ECLI:NL:GHSHE:2023:2399
Gerechtshof 's-Hertogenbosch
- Hoger beroep
- Rechtspraak.nl
Opheffing van bewind over goederen van de rechthebbende na verbetering van psychische toestand en taalkennis
In deze zaak heeft het Gerechtshof 's-Hertogenbosch op 20 juli 2023 uitspraak gedaan in hoger beroep over de opheffing van het bewind over de goederen van de rechthebbende. De rechthebbende, die in hoger beroep ging tegen een eerdere beschikking van de kantonrechter van de rechtbank Zeeland-West-Brabant, stelde dat het bewind ten onrechte was ingesteld en dat de gronden voor onderbewindstelling inmiddels niet meer aanwezig waren.

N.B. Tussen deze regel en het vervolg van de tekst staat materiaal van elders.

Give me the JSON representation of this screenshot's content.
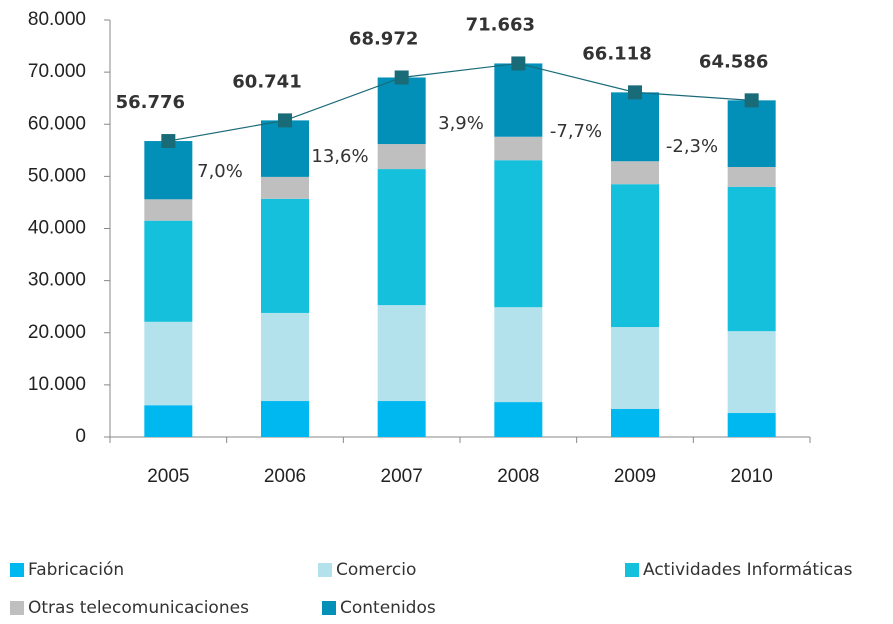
{
  "chart_data": {
    "type": "stacked-bar",
    "categories": [
      "2005",
      "2006",
      "2007",
      "2008",
      "2009",
      "2010"
    ],
    "series": [
      {
        "name": "Fabricación",
        "color": "#00b8f0",
        "values": [
          6100,
          6900,
          6900,
          6700,
          5400,
          4600
        ]
      },
      {
        "name": "Comercio",
        "color": "#b3e1ec",
        "values": [
          16000,
          16900,
          18400,
          18200,
          15700,
          15700
        ]
      },
      {
        "name": "Actividades Informáticas",
        "color": "#14c0dc",
        "values": [
          19400,
          21900,
          26100,
          28200,
          27400,
          27700
        ]
      },
      {
        "name": "Otras telecomunicaciones",
        "color": "#bfbfbf",
        "values": [
          4100,
          4200,
          4800,
          4500,
          4400,
          3800
        ]
      },
      {
        "name": "Contenidos",
        "color": "#0390b8",
        "values": [
          11176,
          10841,
          12772,
          14063,
          13218,
          12786
        ]
      }
    ],
    "totals": {
      "color": "#1a6b78",
      "values": [
        56776,
        60741,
        68972,
        71663,
        66118,
        64586
      ],
      "value_labels": [
        "56.776",
        "60.741",
        "68.972",
        "71.663",
        "66.118",
        "64.586"
      ]
    },
    "annotations": [
      "7,0%",
      "13,6%",
      "3,9%",
      "-7,7%",
      "-2,3%"
    ],
    "ylim": [
      0,
      80000
    ],
    "yticks": [
      0,
      {
        "value": 10000,
        "label": "10.000"
      },
      {
        "value": 20000,
        "label": "20.000"
      },
      {
        "value": 30000,
        "label": "30.000"
      },
      {
        "value": 40000,
        "label": "40.000"
      },
      {
        "value": 50000,
        "label": "50.000"
      },
      {
        "value": 60000,
        "label": "60.000"
      },
      {
        "value": 70000,
        "label": "70.000"
      },
      {
        "value": 80000,
        "label": "80.000"
      }
    ]
  }
}
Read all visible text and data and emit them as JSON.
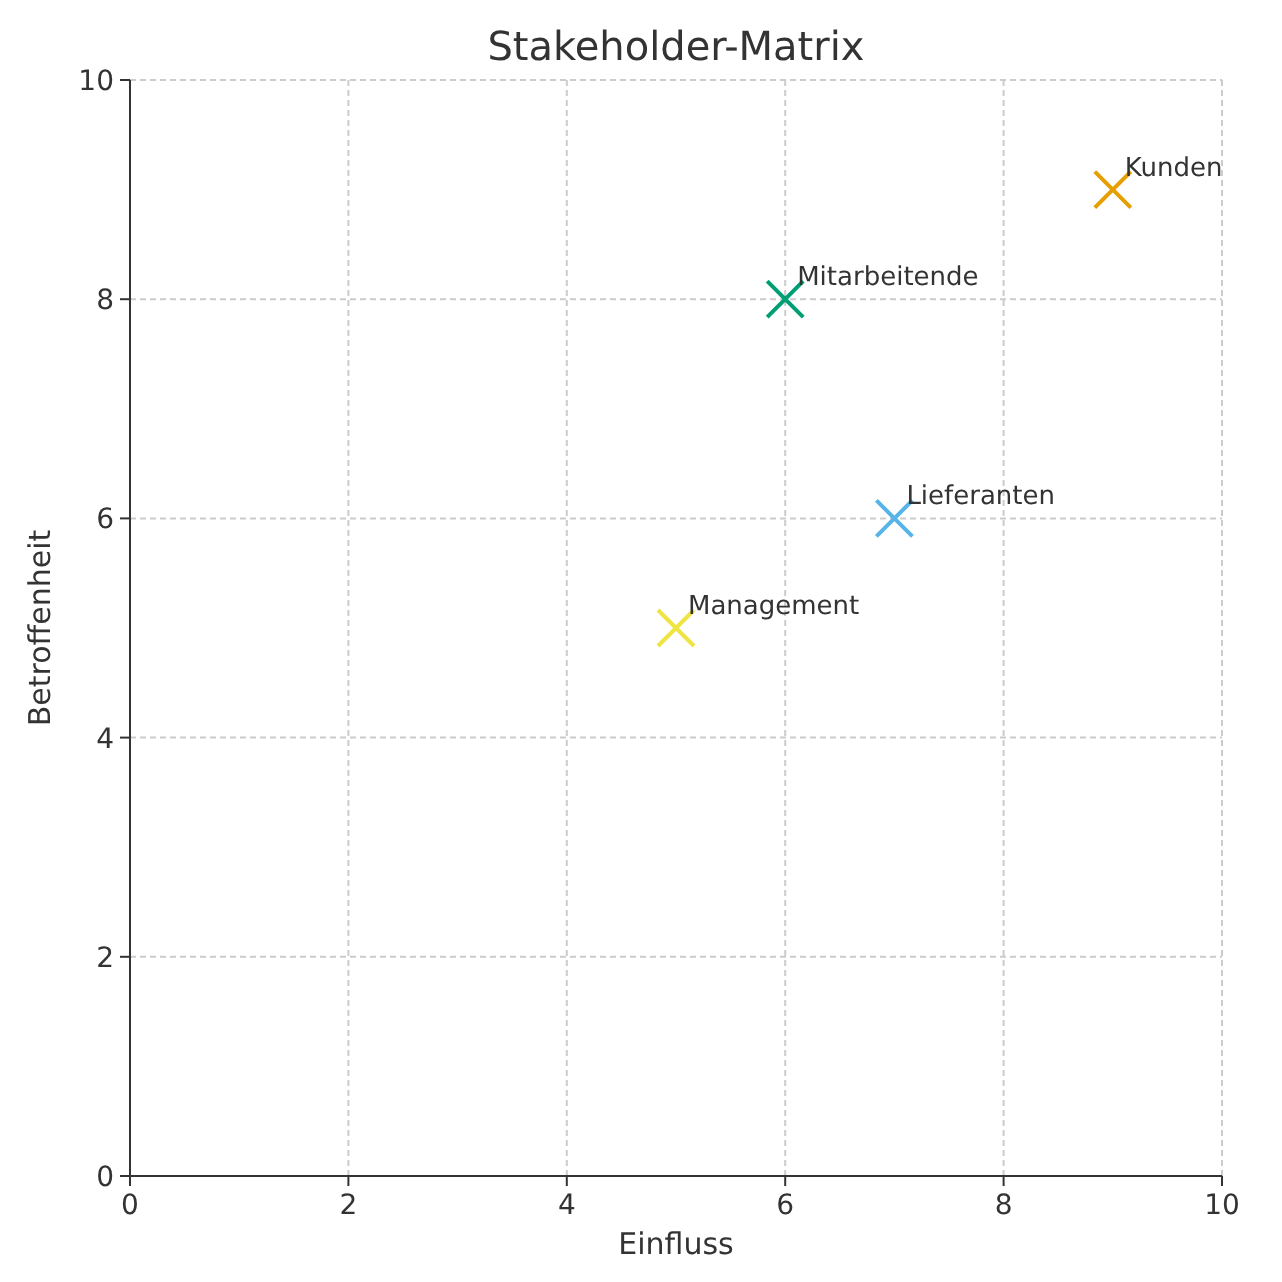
{
  "chart_data": {
    "type": "scatter",
    "title": "Stakeholder-Matrix",
    "xlabel": "Einfluss",
    "ylabel": "Betroffenheit",
    "xlim": [
      0,
      10
    ],
    "ylim": [
      0,
      10
    ],
    "xticks": [
      0,
      2,
      4,
      6,
      8,
      10
    ],
    "yticks": [
      0,
      2,
      4,
      6,
      8,
      10
    ],
    "grid": true,
    "marker": "cross",
    "series": [
      {
        "name": "Management",
        "color": "#f0e442",
        "x": [
          5
        ],
        "values": [
          5
        ]
      },
      {
        "name": "Mitarbeitende",
        "color": "#009e73",
        "x": [
          6
        ],
        "values": [
          8
        ]
      },
      {
        "name": "Kunden",
        "color": "#e69f00",
        "x": [
          9
        ],
        "values": [
          9
        ]
      },
      {
        "name": "Lieferanten",
        "color": "#56b4e9",
        "x": [
          7
        ],
        "values": [
          6
        ]
      }
    ]
  }
}
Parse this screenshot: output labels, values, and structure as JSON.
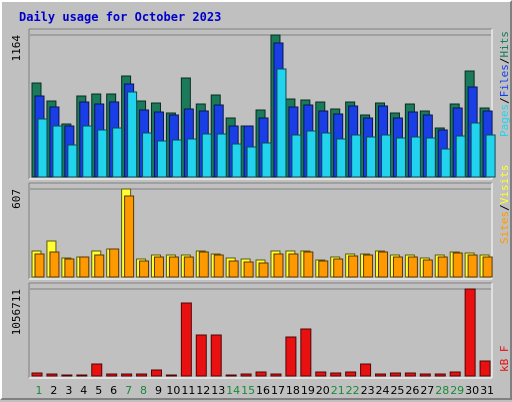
{
  "title": "Daily usage for October 2023",
  "colors": {
    "background": "#c0c0c0",
    "plot": "#c0c0c0",
    "title": "#0000cc",
    "hits": "#1a7a5a",
    "files": "#1a3ee6",
    "pages": "#22d3ee",
    "visits": "#ffff33",
    "sites": "#ff9900",
    "kbytes": "#e81010",
    "weekday_label": "#000000",
    "weekend_label": "#1a8a3a"
  },
  "legend": {
    "pages": "Pages",
    "files": "Files",
    "hits": "Hits",
    "sites": "Sites",
    "visits": "Visits",
    "kbytes": "kB F",
    "sep": "/"
  },
  "chart_data": {
    "type": "bar",
    "categories": [
      "1",
      "2",
      "3",
      "4",
      "5",
      "6",
      "7",
      "8",
      "9",
      "10",
      "11",
      "12",
      "13",
      "14",
      "15",
      "16",
      "17",
      "18",
      "19",
      "20",
      "21",
      "22",
      "23",
      "24",
      "25",
      "26",
      "27",
      "28",
      "29",
      "30",
      "31"
    ],
    "weekend_days": [
      "1",
      "7",
      "8",
      "14",
      "15",
      "21",
      "22",
      "28",
      "29"
    ],
    "panels": [
      {
        "name": "hits_files_pages",
        "ymax": 1164,
        "ymax_label": "1164",
        "series": [
          {
            "name": "Hits",
            "key": "hits",
            "values": [
              773,
              622,
              433,
              661,
              684,
              680,
              826,
              622,
              606,
              521,
              815,
              600,
              672,
              480,
              416,
              547,
              1164,
              640,
              633,
              612,
              557,
              613,
              511,
              609,
              523,
              602,
              545,
              403,
              600,
              872,
              562
            ]
          },
          {
            "name": "Files",
            "key": "files",
            "values": [
              663,
              575,
              420,
              613,
              598,
              613,
              760,
              550,
              533,
              505,
              557,
              540,
              590,
              420,
              415,
              481,
              1095,
              572,
              594,
              545,
              517,
              583,
              481,
              579,
              480,
              536,
              508,
              382,
              565,
              738,
              540
            ]
          },
          {
            "name": "Pages",
            "key": "pages",
            "values": [
              479,
              418,
              259,
              417,
              388,
              398,
              695,
              360,
              296,
              306,
              308,
              353,
              355,
              268,
              244,
              279,
              885,
              347,
              374,
              358,
              314,
              345,
              325,
              346,
              317,
              327,
              317,
              232,
              337,
              444,
              347
            ]
          }
        ]
      },
      {
        "name": "visits_sites",
        "ymax": 607,
        "ymax_label": "607",
        "series": [
          {
            "name": "Visits",
            "key": "visits",
            "values": [
              178,
              247,
              132,
              140,
              178,
              191,
              607,
              125,
              150,
              155,
              150,
              178,
              162,
              130,
              121,
              115,
              178,
              178,
              178,
              119,
              137,
              160,
              162,
              178,
              152,
              149,
              130,
              150,
              175,
              165,
              150
            ]
          },
          {
            "name": "Sites",
            "key": "sites",
            "values": [
              160,
              175,
              125,
              135,
              153,
              190,
              560,
              110,
              138,
              140,
              137,
              170,
              155,
              113,
              102,
              100,
              160,
              162,
              170,
              107,
              124,
              148,
              150,
              171,
              140,
              137,
              117,
              140,
              163,
              150,
              140
            ]
          }
        ]
      },
      {
        "name": "kbytes",
        "ymax": 1056711,
        "ymax_label": "1056711",
        "series": [
          {
            "name": "kB F",
            "key": "kbytes",
            "values": [
              35000,
              28000,
              12000,
              12000,
              140000,
              20000,
              20000,
              20000,
              75000,
              12000,
              889000,
              504000,
              504000,
              12000,
              20000,
              51000,
              20000,
              475000,
              574000,
              51000,
              35000,
              51000,
              140000,
              28000,
              35000,
              35000,
              20000,
              28000,
              51000,
              1056711,
              182000
            ]
          }
        ]
      }
    ]
  }
}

De kantonrechter had op 13 december 2021 het bewind ingesteld vanwege de lichamelijke en geestelijke toestand van de rechthebbende, die destijds kampte met psychische klachten als gevolg van de coronamaatregelen.
In het hoger beroep heeft de rechthebbende aangevoerd dat zijn situatie is verbeterd. Hij heeft een intensieve taalcursus gevolgd en is in behandeling geweest bij een psycholoog. De rechthebbende is van mening dat hij nu in staat is om zijn financiële belangen zelf te behartigen. De bewindvoerder heeft zich gerefereerd aan het oordeel van het hof, maar meent dat de noodzaak voor het bewind nog steeds bestaat. Het hof heeft de argumenten van beide partijen zorgvuldig afgewogen.
Het hof heeft vastgesteld dat de rechthebbende zijn psychische toestand en taalkennis heeft verbeterd. Hij heeft een stabiele financiële situatie en is zich bewust van zijn verplichtingen. Gezien deze verbeteringen heeft het hof geoordeeld dat de noodzaak voor het bewind niet langer bestaat. Het hof heeft de beschikking van de rechtbank vernietigd en het verzoek van de rechthebbende om het bewind op te heffen toegewezen, met ingang van 15 augustus 2023. De proceskosten in hoger beroep zijn gecompenseerd, waarbij iedere partij de eigen kosten draagt.